Technology

Inside Nvidia’s DLSS 4: Breakthroughs in AI and Graphics Technology with Bryan Catanzaro

2025-01-21

Author: Wai

At CES 2025, Nvidia unveiled its much-anticipated RTX 50-series graphics cards, featuring the revolutionary DLSS 4 technology. We had the opportunity to converse with Bryan Catanzaro, Vice President of Applied Deep Learning Research at Nvidia, who shared exclusive insights into the advanced mechanisms behind DLSS 4, from its innovative transformer model to the newly introduced multi-frame generation (MFG) feature.

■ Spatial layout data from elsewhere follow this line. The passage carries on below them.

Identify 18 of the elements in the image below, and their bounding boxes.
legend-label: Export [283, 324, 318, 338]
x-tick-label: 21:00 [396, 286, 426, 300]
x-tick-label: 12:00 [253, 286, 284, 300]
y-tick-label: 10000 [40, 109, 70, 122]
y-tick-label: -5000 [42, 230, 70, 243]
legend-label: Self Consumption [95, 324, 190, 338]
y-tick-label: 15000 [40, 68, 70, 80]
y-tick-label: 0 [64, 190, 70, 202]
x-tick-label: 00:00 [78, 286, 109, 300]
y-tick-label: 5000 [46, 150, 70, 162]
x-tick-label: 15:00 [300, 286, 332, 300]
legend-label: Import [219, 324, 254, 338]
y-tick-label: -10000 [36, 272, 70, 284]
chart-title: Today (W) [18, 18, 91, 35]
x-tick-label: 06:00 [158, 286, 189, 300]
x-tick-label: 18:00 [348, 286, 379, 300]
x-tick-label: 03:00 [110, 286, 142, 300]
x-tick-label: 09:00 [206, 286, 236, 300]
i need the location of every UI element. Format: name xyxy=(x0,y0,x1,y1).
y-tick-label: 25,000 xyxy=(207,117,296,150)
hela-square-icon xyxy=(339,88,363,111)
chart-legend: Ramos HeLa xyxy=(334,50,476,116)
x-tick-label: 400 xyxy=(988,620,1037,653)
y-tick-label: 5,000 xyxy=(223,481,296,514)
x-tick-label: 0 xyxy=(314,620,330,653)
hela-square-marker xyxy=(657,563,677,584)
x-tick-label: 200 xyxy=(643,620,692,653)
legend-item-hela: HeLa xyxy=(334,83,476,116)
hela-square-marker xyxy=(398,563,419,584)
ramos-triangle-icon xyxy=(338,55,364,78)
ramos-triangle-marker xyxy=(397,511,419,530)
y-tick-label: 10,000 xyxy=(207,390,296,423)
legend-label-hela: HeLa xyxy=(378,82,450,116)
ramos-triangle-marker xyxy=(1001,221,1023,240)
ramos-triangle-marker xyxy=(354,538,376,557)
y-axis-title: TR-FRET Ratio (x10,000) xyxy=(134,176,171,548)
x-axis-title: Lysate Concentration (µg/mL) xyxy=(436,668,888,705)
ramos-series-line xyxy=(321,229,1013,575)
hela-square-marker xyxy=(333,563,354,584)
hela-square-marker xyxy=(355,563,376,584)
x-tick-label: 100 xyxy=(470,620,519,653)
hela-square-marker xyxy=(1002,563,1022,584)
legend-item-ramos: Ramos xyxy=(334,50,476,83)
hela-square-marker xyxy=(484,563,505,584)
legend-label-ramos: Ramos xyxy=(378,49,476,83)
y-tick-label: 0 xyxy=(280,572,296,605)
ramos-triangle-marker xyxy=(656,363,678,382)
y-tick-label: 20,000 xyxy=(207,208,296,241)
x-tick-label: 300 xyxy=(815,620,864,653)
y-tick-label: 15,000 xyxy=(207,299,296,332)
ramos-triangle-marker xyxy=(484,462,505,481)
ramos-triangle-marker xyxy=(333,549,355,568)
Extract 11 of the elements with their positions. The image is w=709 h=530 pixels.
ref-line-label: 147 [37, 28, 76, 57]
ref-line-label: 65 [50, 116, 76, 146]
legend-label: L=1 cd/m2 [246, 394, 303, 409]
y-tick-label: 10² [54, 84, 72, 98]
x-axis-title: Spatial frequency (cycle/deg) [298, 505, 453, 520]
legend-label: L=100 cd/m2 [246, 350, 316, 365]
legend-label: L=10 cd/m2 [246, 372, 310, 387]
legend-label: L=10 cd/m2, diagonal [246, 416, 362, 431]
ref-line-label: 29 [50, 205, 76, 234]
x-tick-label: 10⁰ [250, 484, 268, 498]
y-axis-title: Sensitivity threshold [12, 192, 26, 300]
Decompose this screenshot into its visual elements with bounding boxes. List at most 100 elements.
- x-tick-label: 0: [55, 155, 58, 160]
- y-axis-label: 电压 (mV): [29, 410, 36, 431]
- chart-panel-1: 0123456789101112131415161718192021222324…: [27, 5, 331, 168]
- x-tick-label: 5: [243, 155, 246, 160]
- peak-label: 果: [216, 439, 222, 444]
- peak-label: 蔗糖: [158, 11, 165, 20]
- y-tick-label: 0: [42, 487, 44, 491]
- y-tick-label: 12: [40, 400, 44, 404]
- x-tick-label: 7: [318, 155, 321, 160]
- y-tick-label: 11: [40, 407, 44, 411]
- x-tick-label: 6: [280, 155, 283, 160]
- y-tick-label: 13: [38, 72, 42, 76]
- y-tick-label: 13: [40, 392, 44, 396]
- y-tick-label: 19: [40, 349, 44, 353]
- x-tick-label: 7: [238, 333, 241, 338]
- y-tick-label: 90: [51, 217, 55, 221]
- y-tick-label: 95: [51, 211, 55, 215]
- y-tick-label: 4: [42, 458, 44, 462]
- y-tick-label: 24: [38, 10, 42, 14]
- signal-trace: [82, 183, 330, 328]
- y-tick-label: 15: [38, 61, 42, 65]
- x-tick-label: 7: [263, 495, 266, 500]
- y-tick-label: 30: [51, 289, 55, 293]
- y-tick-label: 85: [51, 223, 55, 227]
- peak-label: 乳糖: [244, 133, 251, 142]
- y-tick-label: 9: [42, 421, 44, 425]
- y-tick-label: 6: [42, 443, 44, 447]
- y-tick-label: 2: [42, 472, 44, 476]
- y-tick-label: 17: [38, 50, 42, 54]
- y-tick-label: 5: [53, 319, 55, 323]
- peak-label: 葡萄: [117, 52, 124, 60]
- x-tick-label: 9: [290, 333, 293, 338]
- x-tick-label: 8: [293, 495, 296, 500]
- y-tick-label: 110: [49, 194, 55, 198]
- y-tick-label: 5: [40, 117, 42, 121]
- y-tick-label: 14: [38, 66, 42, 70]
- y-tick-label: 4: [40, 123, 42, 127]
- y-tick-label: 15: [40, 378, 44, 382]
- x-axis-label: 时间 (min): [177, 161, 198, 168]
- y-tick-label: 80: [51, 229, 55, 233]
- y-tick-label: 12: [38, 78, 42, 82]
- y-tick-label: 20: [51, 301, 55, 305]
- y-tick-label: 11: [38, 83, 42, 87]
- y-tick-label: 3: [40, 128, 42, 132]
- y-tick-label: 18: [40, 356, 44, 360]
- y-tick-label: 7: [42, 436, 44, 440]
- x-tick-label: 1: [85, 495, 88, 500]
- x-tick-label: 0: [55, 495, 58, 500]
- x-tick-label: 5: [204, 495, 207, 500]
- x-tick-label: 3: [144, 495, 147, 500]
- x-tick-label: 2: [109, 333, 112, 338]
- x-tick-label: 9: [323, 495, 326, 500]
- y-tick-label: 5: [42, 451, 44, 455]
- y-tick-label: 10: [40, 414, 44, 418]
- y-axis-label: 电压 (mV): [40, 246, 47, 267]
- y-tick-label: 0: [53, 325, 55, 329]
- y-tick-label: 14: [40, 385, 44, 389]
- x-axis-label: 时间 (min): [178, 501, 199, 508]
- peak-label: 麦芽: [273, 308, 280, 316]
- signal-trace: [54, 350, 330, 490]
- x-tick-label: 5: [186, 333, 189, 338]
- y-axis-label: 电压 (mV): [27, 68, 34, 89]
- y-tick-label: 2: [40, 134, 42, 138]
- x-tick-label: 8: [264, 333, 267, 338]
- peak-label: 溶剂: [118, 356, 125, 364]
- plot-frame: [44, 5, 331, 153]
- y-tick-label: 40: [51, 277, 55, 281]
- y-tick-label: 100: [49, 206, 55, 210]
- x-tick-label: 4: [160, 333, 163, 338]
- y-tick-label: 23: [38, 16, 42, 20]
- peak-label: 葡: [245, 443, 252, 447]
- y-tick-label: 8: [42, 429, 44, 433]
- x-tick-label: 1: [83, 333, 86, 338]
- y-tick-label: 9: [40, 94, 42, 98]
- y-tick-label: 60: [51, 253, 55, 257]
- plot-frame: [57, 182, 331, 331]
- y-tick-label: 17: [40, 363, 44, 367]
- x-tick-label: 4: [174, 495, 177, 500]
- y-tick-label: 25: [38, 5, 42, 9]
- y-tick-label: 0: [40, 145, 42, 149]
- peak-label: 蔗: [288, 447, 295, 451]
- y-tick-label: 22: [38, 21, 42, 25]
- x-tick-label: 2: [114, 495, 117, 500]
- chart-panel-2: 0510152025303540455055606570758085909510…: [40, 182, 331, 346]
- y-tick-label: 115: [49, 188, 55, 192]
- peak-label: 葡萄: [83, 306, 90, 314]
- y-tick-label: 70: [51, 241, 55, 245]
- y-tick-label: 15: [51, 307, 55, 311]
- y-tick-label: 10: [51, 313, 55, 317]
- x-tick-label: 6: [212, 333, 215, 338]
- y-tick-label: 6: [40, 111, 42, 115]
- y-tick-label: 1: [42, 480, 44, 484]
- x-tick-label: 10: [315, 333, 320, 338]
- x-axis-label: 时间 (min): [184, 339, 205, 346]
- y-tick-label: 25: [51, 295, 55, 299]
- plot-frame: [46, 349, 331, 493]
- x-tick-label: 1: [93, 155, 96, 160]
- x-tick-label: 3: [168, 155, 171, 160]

Despite it being just over a year since our last discussion — which coincided with the launch of DLSS 3.5 and the acclaimed Cyberpunk 2077: Phantom Liberty — this interview revealed significant advancements that either cater specifically to RTX 50-series users or will be accessible to a broader array of Nvidia graphics cards.

The Shift from CNNs to Transformers: Why Change?

We began by discussing the fundamental transition from convolutional neural networks (CNNs) to transformers. Catanzaro explained, “We’ve been evolving the super-resolution model for about five to six years, and it has become increasingly challenging to pack more intelligence into the same framework. Innovating is crucial, and transformers have demonstrated great scalability, allowing us to train on vast amounts of data. This facilitates smarter model creation and, ultimately, exceptional image quality.

Improving Image Characteristics

When asked about specific improvements in image quality, Catanzaro noted key issues such as stability and ghosting, which plague traditional super-resolution techniques. “Typically, achieving more detail leads to ghosting, while stability issues can cause flickering in distant geometry. The trade-offs we've achieved with our new model greatly enhance this aspect compared to previous iterations, making our graphics significantly more robust.”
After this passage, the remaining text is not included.